FLIP2: Expanding Protein Fitness Landscape Benchmarks for Real-World Machine Learning Applications
FLIP2: Expanding Protein Fitness Landscape Benchmarks for Real-World Machine Learning Applications
Didi, K.; Alamdari, S.; Lu, A. X.; Wittmann, B.; Johnston, K. E.; Amini, A. P.; Madani, A. K.; Czeneszew, M.; Dallago, C.; Yang, K. K.
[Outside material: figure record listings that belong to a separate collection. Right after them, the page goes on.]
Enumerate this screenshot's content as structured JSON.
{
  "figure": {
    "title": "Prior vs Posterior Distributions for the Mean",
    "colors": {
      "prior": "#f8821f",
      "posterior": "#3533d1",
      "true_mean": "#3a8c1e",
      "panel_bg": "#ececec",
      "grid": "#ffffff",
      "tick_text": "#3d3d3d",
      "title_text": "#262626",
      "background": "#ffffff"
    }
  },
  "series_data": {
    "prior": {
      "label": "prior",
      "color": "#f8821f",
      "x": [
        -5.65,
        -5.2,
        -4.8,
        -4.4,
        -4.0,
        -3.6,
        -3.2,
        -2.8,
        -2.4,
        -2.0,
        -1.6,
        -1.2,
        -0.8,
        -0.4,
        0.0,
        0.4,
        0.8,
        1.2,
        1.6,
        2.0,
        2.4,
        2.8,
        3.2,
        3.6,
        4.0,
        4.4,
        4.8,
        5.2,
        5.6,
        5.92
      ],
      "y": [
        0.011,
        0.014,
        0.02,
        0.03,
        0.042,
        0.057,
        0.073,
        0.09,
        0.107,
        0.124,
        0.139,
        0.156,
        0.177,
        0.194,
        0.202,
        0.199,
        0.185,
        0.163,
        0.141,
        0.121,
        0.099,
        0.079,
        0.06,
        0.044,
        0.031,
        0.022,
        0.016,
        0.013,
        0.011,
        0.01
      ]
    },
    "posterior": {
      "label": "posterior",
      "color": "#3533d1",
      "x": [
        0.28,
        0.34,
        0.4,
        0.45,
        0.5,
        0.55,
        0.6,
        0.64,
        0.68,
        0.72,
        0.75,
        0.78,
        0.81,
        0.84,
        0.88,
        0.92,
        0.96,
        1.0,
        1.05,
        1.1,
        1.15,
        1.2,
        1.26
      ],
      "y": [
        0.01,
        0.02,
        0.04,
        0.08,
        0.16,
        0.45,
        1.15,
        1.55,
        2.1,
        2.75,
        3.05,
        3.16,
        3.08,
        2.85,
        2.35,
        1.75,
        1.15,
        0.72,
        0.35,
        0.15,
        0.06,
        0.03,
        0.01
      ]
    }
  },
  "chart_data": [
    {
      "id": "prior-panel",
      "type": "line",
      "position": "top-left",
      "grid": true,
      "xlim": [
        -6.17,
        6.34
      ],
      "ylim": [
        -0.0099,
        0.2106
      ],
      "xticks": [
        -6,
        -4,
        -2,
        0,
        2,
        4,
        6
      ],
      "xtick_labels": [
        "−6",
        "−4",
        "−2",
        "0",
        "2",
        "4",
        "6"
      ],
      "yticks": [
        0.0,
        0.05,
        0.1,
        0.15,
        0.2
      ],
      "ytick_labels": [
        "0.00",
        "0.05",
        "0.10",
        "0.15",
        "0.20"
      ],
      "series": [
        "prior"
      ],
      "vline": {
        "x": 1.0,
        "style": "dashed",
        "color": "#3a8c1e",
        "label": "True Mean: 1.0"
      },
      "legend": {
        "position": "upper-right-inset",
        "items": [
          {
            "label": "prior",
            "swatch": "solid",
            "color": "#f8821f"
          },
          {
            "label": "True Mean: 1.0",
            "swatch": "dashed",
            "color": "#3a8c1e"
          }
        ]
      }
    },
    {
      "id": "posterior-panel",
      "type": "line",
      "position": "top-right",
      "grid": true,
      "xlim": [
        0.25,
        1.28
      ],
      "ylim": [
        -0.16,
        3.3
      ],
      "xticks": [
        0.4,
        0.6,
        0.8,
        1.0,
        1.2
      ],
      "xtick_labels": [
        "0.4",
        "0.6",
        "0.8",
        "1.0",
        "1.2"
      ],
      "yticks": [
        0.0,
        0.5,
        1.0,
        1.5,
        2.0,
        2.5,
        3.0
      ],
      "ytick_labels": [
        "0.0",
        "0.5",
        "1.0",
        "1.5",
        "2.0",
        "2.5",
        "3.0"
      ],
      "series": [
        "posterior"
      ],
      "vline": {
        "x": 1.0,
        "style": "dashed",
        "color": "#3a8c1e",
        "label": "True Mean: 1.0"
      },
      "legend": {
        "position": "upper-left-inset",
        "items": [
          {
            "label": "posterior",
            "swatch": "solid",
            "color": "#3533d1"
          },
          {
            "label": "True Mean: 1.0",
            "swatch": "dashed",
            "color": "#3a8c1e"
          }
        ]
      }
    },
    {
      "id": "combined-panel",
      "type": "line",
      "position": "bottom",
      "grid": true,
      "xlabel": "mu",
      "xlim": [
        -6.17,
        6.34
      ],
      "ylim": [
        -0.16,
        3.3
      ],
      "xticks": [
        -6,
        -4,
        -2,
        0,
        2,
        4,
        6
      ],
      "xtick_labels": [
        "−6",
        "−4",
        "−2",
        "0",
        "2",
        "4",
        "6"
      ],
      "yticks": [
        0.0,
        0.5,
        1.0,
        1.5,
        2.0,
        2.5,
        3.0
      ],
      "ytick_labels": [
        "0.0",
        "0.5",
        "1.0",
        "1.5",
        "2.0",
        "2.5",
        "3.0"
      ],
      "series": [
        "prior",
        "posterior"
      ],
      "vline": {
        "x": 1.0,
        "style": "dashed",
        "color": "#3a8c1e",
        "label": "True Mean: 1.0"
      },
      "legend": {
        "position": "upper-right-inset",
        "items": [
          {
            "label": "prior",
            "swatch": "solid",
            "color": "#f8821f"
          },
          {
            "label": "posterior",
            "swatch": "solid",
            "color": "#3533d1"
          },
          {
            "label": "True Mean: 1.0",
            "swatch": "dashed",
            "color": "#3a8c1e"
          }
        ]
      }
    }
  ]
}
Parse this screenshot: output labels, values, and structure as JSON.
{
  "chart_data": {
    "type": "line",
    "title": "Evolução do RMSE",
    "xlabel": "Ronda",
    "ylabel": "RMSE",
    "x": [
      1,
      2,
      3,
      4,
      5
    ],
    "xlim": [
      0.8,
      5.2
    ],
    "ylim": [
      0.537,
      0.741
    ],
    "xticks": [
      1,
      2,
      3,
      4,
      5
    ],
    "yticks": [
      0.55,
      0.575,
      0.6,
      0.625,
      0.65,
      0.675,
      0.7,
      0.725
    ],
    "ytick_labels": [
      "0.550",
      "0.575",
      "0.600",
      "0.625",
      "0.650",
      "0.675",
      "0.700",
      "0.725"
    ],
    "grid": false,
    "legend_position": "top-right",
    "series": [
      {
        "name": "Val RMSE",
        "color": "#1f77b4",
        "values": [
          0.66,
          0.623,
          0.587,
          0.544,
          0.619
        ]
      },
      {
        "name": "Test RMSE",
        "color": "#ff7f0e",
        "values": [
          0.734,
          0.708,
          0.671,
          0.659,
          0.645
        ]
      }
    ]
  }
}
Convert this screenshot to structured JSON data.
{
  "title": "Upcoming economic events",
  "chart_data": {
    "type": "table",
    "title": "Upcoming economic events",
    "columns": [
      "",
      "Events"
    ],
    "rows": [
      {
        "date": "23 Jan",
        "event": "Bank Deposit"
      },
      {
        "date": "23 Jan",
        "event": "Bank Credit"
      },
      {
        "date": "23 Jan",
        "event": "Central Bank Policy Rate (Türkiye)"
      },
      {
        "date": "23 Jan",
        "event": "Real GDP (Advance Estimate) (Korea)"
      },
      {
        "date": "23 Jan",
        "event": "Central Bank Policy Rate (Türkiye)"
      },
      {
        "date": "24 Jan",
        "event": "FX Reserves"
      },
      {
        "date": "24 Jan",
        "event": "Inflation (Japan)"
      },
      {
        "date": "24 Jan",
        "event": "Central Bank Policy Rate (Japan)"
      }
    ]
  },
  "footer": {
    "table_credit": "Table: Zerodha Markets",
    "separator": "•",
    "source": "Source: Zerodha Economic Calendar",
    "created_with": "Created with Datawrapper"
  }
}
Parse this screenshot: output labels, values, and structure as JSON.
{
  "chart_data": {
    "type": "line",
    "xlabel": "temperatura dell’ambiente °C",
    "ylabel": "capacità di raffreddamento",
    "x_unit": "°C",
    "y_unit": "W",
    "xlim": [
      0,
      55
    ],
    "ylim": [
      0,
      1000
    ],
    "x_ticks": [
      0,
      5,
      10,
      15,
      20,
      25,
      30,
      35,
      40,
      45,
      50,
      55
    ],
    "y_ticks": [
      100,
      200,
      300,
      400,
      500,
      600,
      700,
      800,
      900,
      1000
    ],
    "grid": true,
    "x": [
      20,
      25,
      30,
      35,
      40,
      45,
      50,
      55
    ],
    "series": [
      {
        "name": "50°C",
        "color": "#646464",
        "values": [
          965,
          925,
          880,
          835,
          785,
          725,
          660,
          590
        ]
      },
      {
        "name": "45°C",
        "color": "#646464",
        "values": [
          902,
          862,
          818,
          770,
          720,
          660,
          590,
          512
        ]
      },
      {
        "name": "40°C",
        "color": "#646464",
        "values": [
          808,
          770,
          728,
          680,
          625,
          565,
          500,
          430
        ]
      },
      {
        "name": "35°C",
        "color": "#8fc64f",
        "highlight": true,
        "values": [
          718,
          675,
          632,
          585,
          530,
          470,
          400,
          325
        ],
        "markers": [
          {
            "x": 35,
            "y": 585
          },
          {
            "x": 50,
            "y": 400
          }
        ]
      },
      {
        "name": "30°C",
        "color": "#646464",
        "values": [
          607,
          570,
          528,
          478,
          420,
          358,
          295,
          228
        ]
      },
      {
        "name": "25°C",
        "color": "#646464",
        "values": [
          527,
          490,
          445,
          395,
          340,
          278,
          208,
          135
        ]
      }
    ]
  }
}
AbstractMachine learning methods that predict protein fitness from sequence remain sensitive to changes in data distributions, limiting generalization across common conditions encountered in protein engineering. Practically, protein engineers are thus left wondering about the effective utility of ML tools. The FLIP benchmark established protocols for testing generalization under some domain shifts, but it was limited to measurements of thermostability, binding, and viral capsid viability. We introduce FLIP2, a protein fitness benchmark spanning seven new datasets, including enzymes, protein-protein interactions, and light-sensitive proteins, as well as splits that measure generalization relevant to real-world protein engineering campaigns. Evaluating a suite of benchmark models across these datasets and suites reveals that simpler models often matched or outperformed fine-tuned protein language models on \ourset, challenging the utility of existing transfer learning techniques. Provenance for all datasets has been recorded and we redistribute all data CC-BY 4.0 to facilitate continued progress.